One important limitation in Hawk is that it is currently still a single-node solution, with the expected risks in terms of availability and scalability, and an inability to respond to queries while updating its index. In order to scale up to indexing all the models of an entire organisation, it would be necessary to investigate approaches that allow a Hawk index to be scaled across multiple machines, improving its availability and scalability. This will require combining state-of-the-art database technologies that can scale horizontally on their own with new distributed model indexing algorithm that take horizontal distribution into account, considering results from the distributed systems literature. It will also most likely involve the use of container orchestration platforms, such as Kubernetes.

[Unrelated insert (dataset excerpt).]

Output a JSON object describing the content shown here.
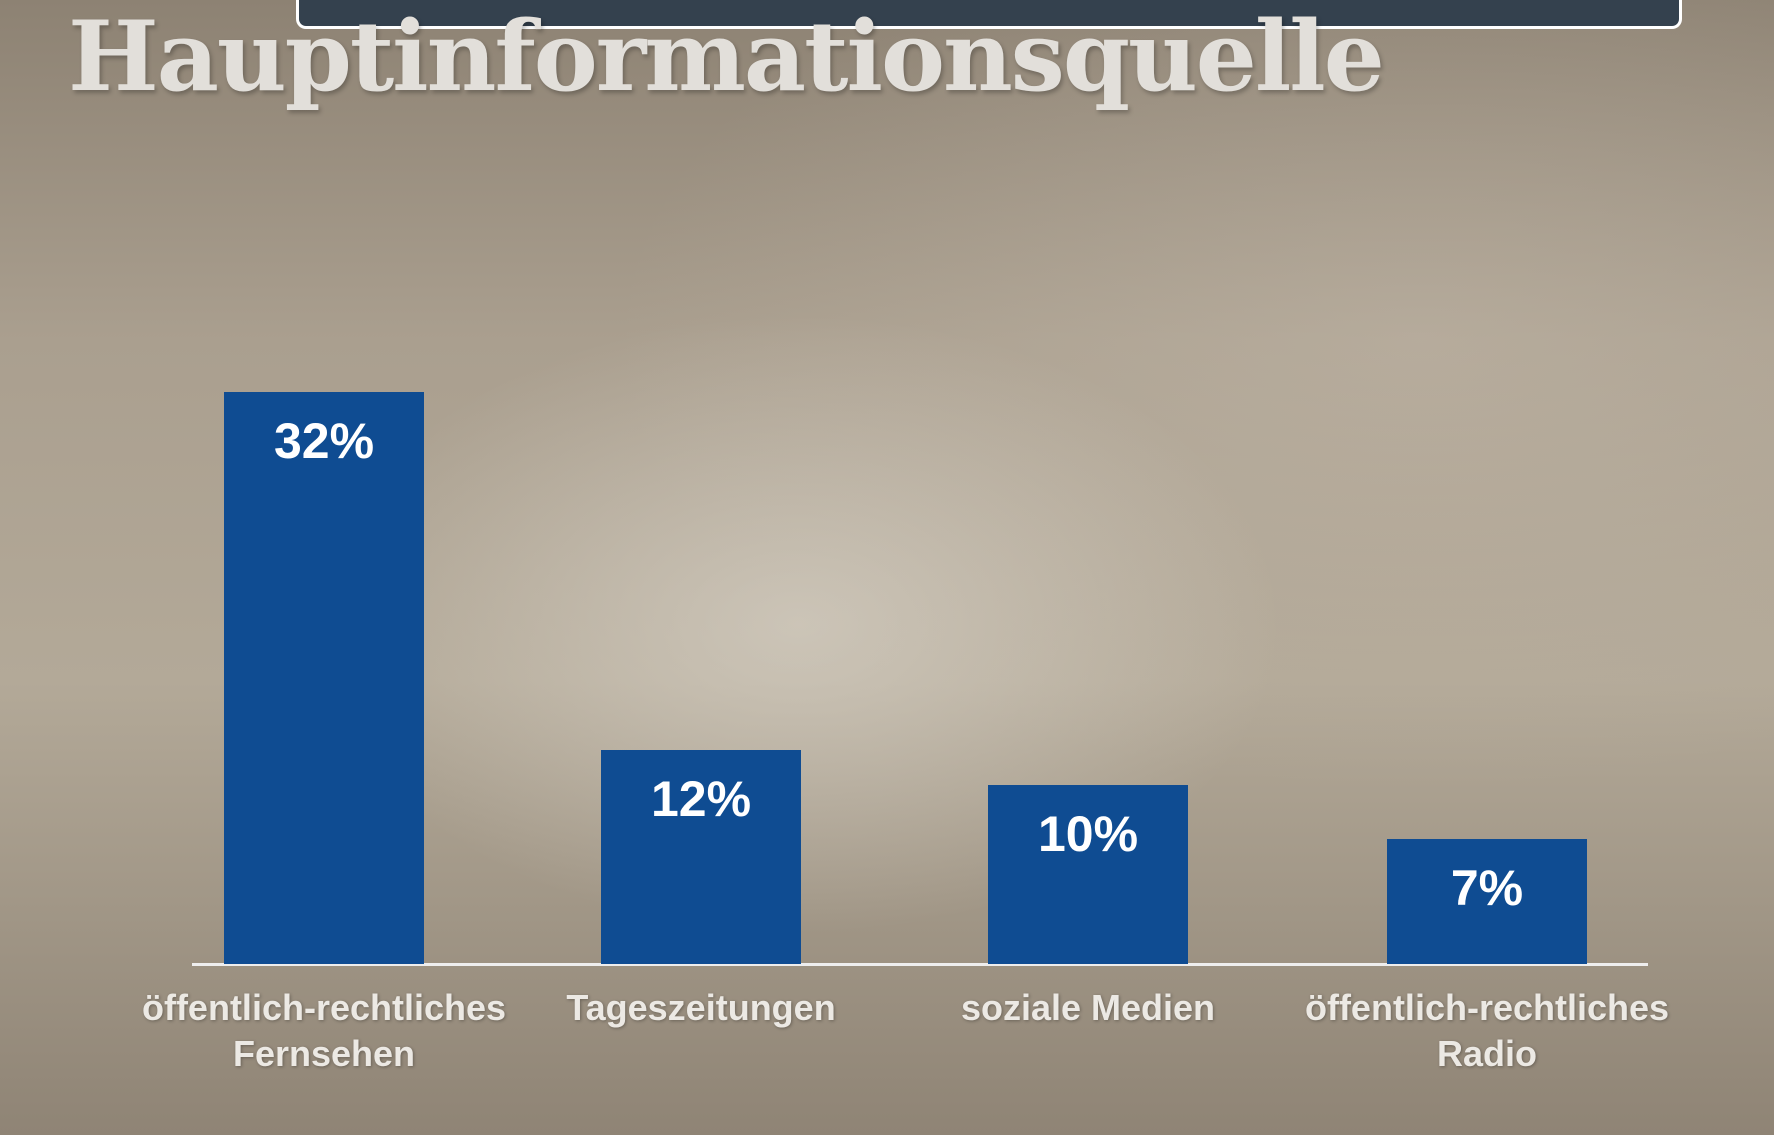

Beyond horizontal scaling of Hawk indexes, an organisation-wide index may also require investigating more broadly accessible ways to interactively construct queries, beyond writing EOL queries. One interesting approach would be to use Large Language Models (LLMs) to automatically transform natural language queries into EOL queries, which could be then executed by Hawk. The use of LLMs would require dealing with the fact that EOL is not a mainstream programming language (and especially not the dialect used by Hawk), so publicly available LLMs will most likely not have been trained on it. This may require using alternative approaches such as restricting the output grammar of the LLM, applying few-shot learning, or applying fine-tuning to a previously existing LLM.

Another challenge is to present the results from Hawk queries and allow users to interact with them. Currently, Hawk only presents the results as a plain text string, but the underlying data structure is a graph. One possible research line would be to adapt ideas from the graph visualisation community for interactive exploration of the query results from a query made to Hawk.